Zudem gibt es Berichte über einen Angriff auf eine Polizeiwache in der Provinz Lorestan, bei dem drei Personen ums Leben kamen. In der Stadt Kuhdascht, ebenfalls in Lorestan, fiel ein 21-jähriger Mann der Gewalt zum Opfer. Während die staatlichen Medien ihn als Mitglied der paramilitärischen Basidsch-Einheiten beschrieben, widersprachen Menschenrechtler dieser Darstellung und berichteten, er sei ein unbewaffneter Bürger gewesen, der von den Sicherheitskräften erschossen wurde.

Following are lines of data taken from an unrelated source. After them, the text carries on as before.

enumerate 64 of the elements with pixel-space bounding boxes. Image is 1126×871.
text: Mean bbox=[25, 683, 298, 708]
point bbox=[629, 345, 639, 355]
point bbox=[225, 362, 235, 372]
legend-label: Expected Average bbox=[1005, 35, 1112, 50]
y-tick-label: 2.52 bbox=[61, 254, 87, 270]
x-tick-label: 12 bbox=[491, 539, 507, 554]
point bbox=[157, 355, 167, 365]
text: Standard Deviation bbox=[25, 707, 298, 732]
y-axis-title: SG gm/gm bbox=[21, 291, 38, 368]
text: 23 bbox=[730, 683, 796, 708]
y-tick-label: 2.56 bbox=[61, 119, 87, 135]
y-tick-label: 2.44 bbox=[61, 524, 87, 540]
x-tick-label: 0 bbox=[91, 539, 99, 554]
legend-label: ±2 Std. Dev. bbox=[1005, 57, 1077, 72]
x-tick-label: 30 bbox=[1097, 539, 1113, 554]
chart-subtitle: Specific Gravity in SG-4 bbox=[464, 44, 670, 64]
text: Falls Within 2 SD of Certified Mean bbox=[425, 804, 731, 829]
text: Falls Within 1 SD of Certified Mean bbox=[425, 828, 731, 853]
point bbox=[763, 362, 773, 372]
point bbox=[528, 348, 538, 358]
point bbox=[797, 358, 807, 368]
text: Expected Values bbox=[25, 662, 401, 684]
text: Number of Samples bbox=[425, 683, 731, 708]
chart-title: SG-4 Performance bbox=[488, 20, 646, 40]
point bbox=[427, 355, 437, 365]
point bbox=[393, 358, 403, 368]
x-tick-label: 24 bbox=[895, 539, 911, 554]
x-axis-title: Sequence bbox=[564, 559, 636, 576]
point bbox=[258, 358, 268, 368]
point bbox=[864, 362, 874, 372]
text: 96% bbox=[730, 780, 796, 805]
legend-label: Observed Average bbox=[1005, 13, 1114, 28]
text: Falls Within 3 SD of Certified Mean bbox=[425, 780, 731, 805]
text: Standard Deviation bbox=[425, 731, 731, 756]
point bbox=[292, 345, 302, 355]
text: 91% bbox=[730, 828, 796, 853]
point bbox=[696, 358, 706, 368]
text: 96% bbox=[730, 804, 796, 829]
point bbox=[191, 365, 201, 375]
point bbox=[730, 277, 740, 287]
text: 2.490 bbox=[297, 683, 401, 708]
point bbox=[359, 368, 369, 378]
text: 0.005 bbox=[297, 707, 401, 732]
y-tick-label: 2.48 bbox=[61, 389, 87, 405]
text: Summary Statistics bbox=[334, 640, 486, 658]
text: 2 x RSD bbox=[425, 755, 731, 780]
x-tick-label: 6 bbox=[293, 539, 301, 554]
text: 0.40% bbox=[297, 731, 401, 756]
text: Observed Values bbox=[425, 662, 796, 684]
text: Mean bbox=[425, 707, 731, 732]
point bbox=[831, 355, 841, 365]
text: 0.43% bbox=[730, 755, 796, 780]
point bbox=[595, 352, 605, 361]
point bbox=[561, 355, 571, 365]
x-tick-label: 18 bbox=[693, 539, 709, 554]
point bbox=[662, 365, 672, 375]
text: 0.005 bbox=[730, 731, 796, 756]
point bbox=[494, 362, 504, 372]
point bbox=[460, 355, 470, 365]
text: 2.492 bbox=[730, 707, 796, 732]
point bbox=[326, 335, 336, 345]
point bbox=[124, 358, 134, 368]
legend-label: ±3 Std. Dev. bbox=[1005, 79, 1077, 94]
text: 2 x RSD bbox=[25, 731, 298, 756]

Auch in den Provinzen Fars, Tschahar Mahal und Bachtiari sowie Kermanschah kam es zu intensiven Auseinandersetzungen. In Marwdascht sammelten sich Menschenmassen auf den Straßen, während hupende Autos die öffentliche Unzufriedenheit signalisierten und paramilitärische Einheiten mit gepanzerten Fahrzeugen gegen die Demonstranten vorgingen.

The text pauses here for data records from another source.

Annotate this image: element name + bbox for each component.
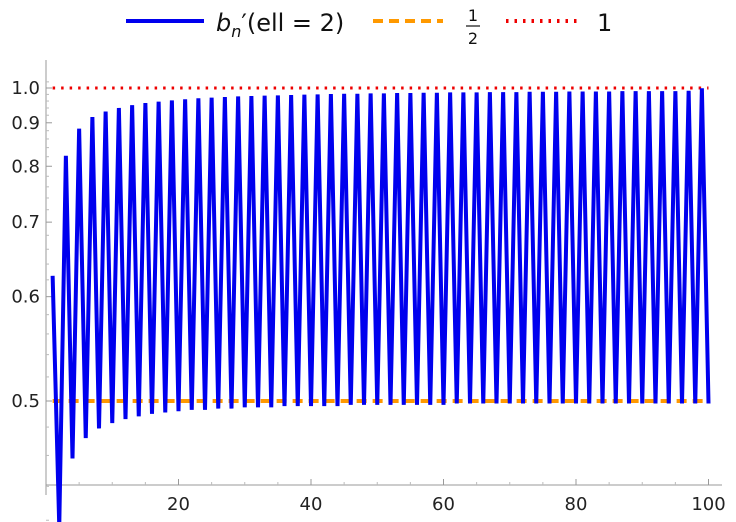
x-ticks: 20 40 60 80 100 <box>78 479 726 515</box>
y-tick-label: 0.9 <box>11 113 40 134</box>
x-tick-label: 40 <box>300 494 323 515</box>
legend-label-bn-sub: n <box>231 22 241 41</box>
plot-area <box>50 86 711 522</box>
legend-label-bn-base: b <box>216 9 231 37</box>
legend-label-bn: bn′(ell = 2) <box>216 9 344 41</box>
y-tick-label: 0.7 <box>11 212 40 233</box>
legend-label-one: 1 <box>597 9 612 37</box>
legend-label-half-den: 2 <box>468 29 478 48</box>
legend-label-bn-rest: ′(ell = 2) <box>241 9 344 37</box>
legend-label-half-num: 1 <box>468 6 478 25</box>
x-tick-label: 60 <box>432 494 455 515</box>
legend: bn′(ell = 2) 1 2 1 <box>126 6 612 48</box>
y-tick-label: 0.5 <box>11 391 40 412</box>
series-line-bn <box>50 88 711 522</box>
legend-item-one: 1 <box>506 9 612 37</box>
y-ticks: 0.5 0.6 0.7 0.8 0.9 1.0 <box>11 78 52 521</box>
x-tick-label: 100 <box>691 494 725 515</box>
x-tick-label: 80 <box>565 494 588 515</box>
y-tick-label: 1.0 <box>11 78 40 99</box>
y-tick-label: 0.6 <box>11 287 40 308</box>
x-tick-label: 20 <box>167 494 190 515</box>
axes: 20 40 60 80 100 0.5 0.6 0.7 0.8 0.9 1.0 <box>11 60 726 521</box>
legend-item-bn: bn′(ell = 2) <box>126 9 344 41</box>
y-tick-label: 0.8 <box>11 156 40 177</box>
legend-item-half: 1 2 <box>373 6 480 48</box>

Der iranische Präsident, Massud Peseschkian, bemühte sich indes um eine Deeskalation und zeigte sich offen für Dialog. Bei einem Besuch in der Provinz Tschahar Mahal und Bachtiari zeigte er Verständnis für die landesweite Unzufriedenheit und räumte die wirtschaftspolitischen Versäumnisse der Regierung ein. Peseschkian kündigte umfassende Wirtschaftsreformen an, die unter anderem die Streichung von Subventionen für Importeure beinhalten. Dabei gestand er, dass sowohl der Staat als auch das Bankensystem eine Mitverantwortung für die gegenwärtig hohe Inflationsrate tragen. In einer eindringlichen Botschaft erklärte er abschließend: "Unser Platz in der Hölle ist, wenn wir die Probleme der Lebensgrundlage der Menschen nicht lösen."